- Born: Charles Howard Zalopany February 20, 1920
- Died: November 23, 1995 (aged 75)

= Lee Kolima =

American actor

Lee Kolima (born Charles Howard Zalopany, February 20, 1920 – November 23, 1995), was a professional wrestler and a film actor.

==Biography==
Born to George Zalopany and Anna Silva, Charles married Cleo Zalopany on January 24, 1948, in Los Angeles, California.

He wrestled in the 1950s under the names Kubla Khan, Lee Kolima and Hilo Lee Kolima.

Kolima began his film and television career in 1965 with a role in Voyage to the Bottom of the Sea and made his film debut the following year in an uncredited role in John Ford's 7 Women (1966).

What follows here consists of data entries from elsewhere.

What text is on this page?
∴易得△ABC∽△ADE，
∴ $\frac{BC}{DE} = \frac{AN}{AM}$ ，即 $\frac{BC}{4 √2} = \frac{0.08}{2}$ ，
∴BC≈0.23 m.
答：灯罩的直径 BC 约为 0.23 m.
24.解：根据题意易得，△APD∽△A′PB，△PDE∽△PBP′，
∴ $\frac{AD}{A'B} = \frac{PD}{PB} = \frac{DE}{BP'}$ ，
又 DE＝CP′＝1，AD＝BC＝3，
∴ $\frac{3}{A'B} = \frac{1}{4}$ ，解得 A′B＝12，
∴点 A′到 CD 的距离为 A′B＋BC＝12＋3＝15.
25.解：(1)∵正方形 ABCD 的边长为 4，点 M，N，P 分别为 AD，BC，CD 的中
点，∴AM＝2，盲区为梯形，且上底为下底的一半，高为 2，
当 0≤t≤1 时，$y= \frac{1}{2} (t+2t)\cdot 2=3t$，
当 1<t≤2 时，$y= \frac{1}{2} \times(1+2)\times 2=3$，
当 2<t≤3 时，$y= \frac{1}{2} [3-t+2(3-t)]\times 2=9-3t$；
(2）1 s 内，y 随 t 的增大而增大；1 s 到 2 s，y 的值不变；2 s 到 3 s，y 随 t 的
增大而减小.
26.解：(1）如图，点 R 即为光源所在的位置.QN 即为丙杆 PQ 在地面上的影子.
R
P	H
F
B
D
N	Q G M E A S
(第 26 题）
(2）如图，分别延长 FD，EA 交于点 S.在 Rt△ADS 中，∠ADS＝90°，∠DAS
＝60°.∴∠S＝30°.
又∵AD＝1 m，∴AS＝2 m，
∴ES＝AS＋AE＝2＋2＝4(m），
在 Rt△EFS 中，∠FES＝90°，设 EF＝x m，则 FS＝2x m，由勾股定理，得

With the popularity of Oddjob in the spy genre of the mid-1960s, Kolima played an intimidating enemy secret agent in such television shows as I Spy, Get Smart, The Girl from U.N.C.L.E., The Wild Wild West and The Spy Who Came in from the Cool episode of The Monkees. He appeared alongside Harold Sakata himself in Dimension 5 (1966).

He appeared on the cover of Tom Waits's Swordfishtrombones alongside Angelo Rossitto.

His final film appearance was in Cannonball Run II (1984).